Илзе стояла перед мольбертом, так что рисунка я видеть не мог. Дочь полностью закрывала его собой. Но даже если бы она стояла в стороне, освещался зал только кровавым закатом. И лист альбома на фоне этого сияющего окна являл собой черный прямоугольник.
Я включил свет, молясь о том, что ничем не огорчил дочь. Она же прилетела в такую даль, чтобы убедиться, что у меня все хорошо. По голосу мне не удалось определить ее реакцию на мой рисунок.
– Илзе.
Она повернулась ко мне. По лицу чувствовалось, что она скорее ошеломлена, чем злится.
– Когда ты это нарисовал?
– Ну… Пожалуйста, отойди чуть в сторону.
– Память опять тебя подводит, так?
– Нет… хотя да. – Я нарисовал берег, каким видел его из окна, но больше ничего сказать не мог. – Как только я увижу рисунок, так, я уверен, сразу… отойди в сторону, дорогая, дверь ты изобразишь лучше, чем окно.

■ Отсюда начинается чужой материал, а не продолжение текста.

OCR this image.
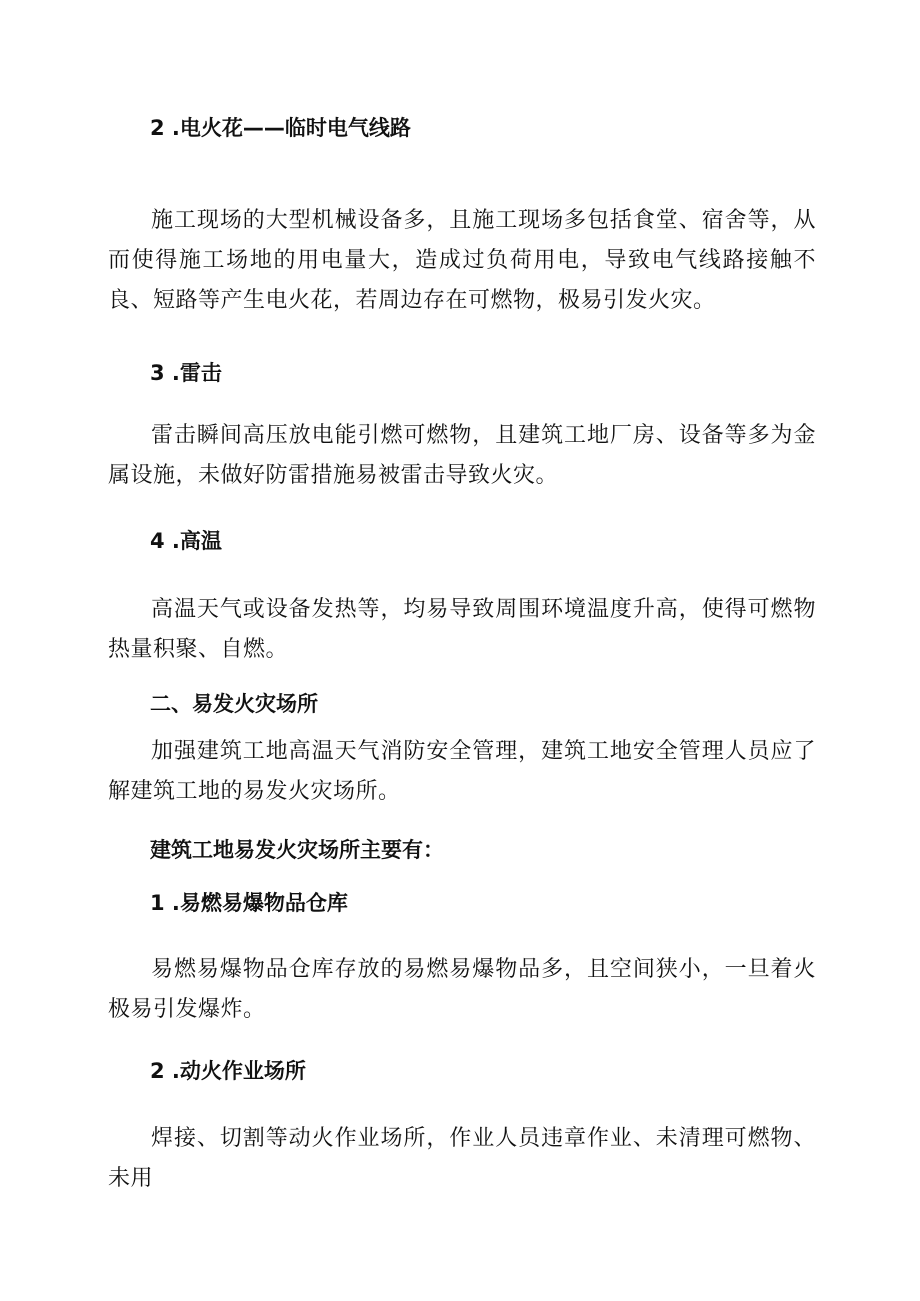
2 .电火花——临时电气线路

施工现场的大型机械设备多，且施工现场多包括食堂、宿舍等，从而使得施工场地的用电量大，造成过负荷用电，导致电气线路接触不良、短路等产生电火花，若周边存在可燃物，极易引发火灾。

3 .雷击

雷击瞬间高压放电能引燃可燃物，且建筑工地厂房、设备等多为金属设施，未做好防雷措施易被雷击导致火灾。

4 .高温

高温天气或设备发热等，均易导致周围环境温度升高，使得可燃物热量积聚、自燃。

二、易发火灾场所

加强建筑工地高温天气消防安全管理，建筑工地安全管理人员应了解建筑工地的易发火灾场所。

建筑工地易发火灾场所主要有：
1 .易燃易爆物品仓库

易燃易爆物品仓库存放的易燃易爆物品多，且空间狭小，一旦着火极易引发爆炸。

2 .动火作业场所

焊接、切割等动火作业场所，作业人员违章作业、未清理可燃物、未用
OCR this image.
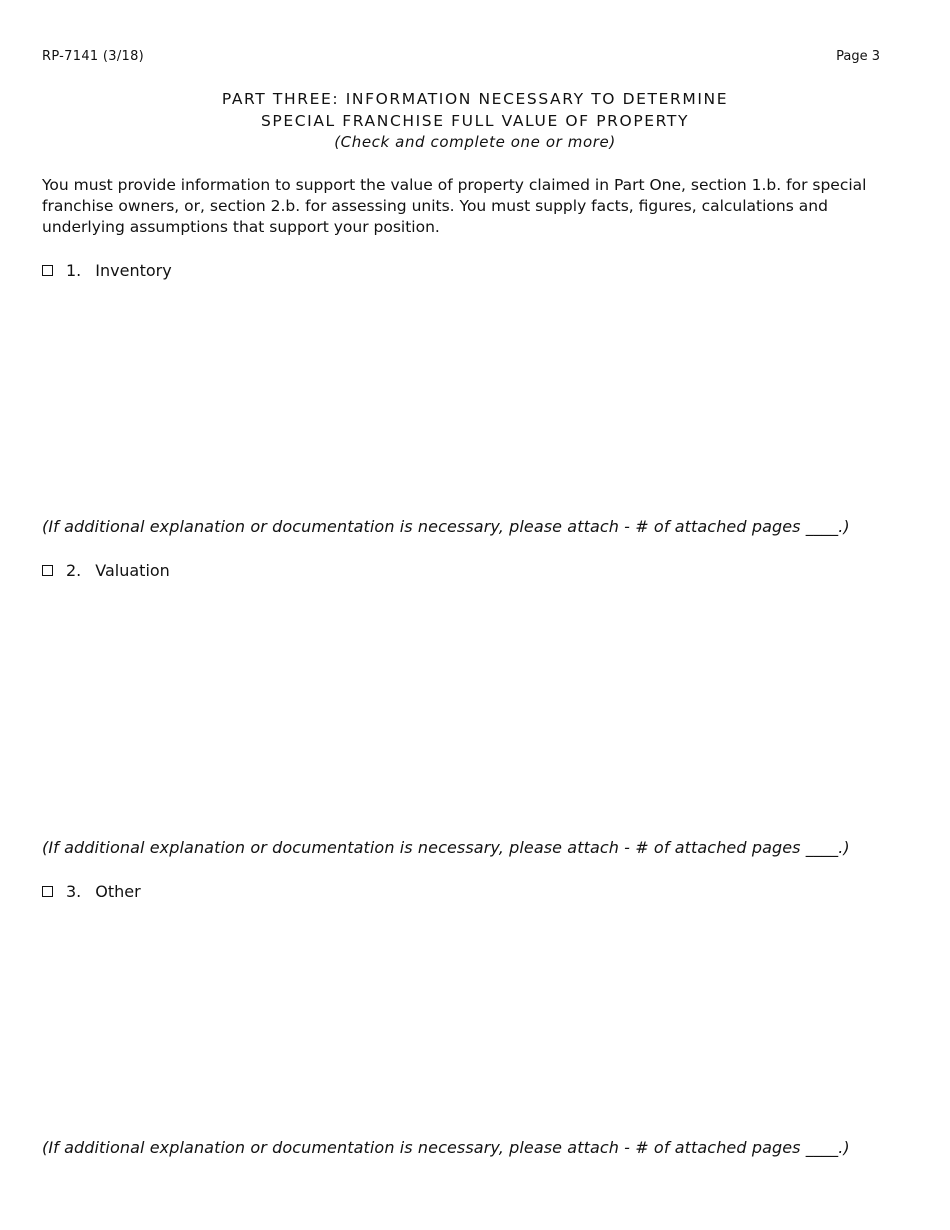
RP-7141 (3/18)	Page 3
PART THREE: INFORMATION NECESSARY TO DETERMINE
SPECIAL FRANCHISE FULL VALUE OF PROPERTY
(Check and complete one or more)
You must provide information to support the value of property claimed in Part One, section 1.b. for special franchise owners, or, section 2.b. for assessing units. You must supply facts, figures, calculations and underlying assumptions that support your position.
1. Inventory
(If additional explanation or documentation is necessary, please attach - # of attached pages ____.)
2. Valuation
(If additional explanation or documentation is necessary, please attach - # of attached pages ____.)
3. Other
(If additional explanation or documentation is necessary, please attach - # of attached pages ____.)
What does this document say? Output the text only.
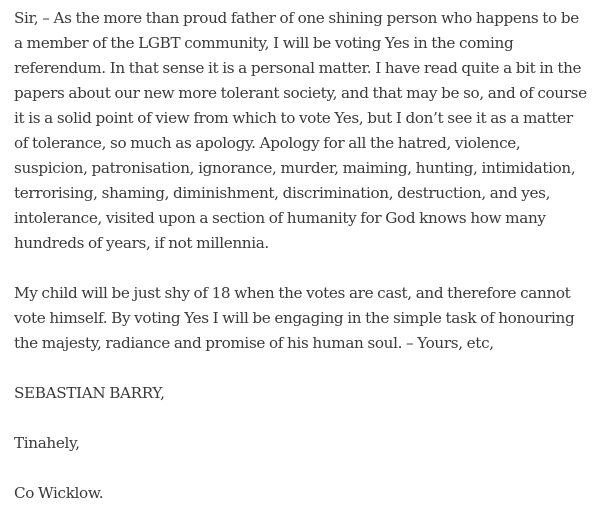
Sir, – As the more than proud father of one shining person who happens to be
a member of the LGBT community, I will be voting Yes in the coming
referendum. In that sense it is a personal matter. I have read quite a bit in the
papers about our new more tolerant society, and that may be so, and of course
it is a solid point of view from which to vote Yes, but I don’t see it as a matter
of tolerance, so much as apology. Apology for all the hatred, violence,
suspicion, patronisation, ignorance, murder, maiming, hunting, intimidation,
terrorising, shaming, diminishment, discrimination, destruction, and yes,
intolerance, visited upon a section of humanity for God knows how many
hundreds of years, if not millennia.
My child will be just shy of 18 when the votes are cast, and therefore cannot
vote himself. By voting Yes I will be engaging in the simple task of honouring
the majesty, radiance and promise of his human soul. – Yours, etc,
SEBASTIAN BARRY,
Tinahely,
Co Wicklow.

– Значит, я тебе мешаю? – Она рассмеялась. Редко когда смех приносил мне такое облегчение. Что бы она ни нашла на мольберте, рисунок этот ее не разъярил, и желудок разом опустился, занял положенное ему место. Раз она не злилась, уменьшалась угроза, что разозлюсь я и испорчу ее не такой уж и плохой визит.
Илзе отступила влево, и я увидел, что нарисовал в полубессознательном состоянии, перед тем как лечь спать. Если говорить о мастерстве, наверное, ничего лучше у меня не получалось с того самого дня, когда на озере Фален я изобразил три пальмы, но я подумал, что ее недоумение более чем понятно. Я и сам недоумевал.
Эту часть берега я мог видеть из широкого, чуть ли не во всю стену, окна «Розовой малышки». Небрежный отсвет на воде, выполненный желтым карандашом, который изготовила «Винус компани», показывал, что происходит все ранним утром. В центре картины стояла маленькая девочка в платье для тенниса. Спиной к нам, но рыжие волосы выдавали ее с головой: Реба, моя маленькая любовь, подруга из прошлой жизни. Фигуру я прорисовал нечетко, но зритель понимал, что сделано это сознательно: нарисована не реальная маленькая девочка, а пригрезившаяся фигура в воображаемом месте.
Вокруг ее ног на песке лежали ярко-зеленые теннисные мячи.
Другие покачивались на небольших волнах.
– Когда ты это нарисовал? – Илзе все еще улыбалась… почти смеялась. – И что все это значит?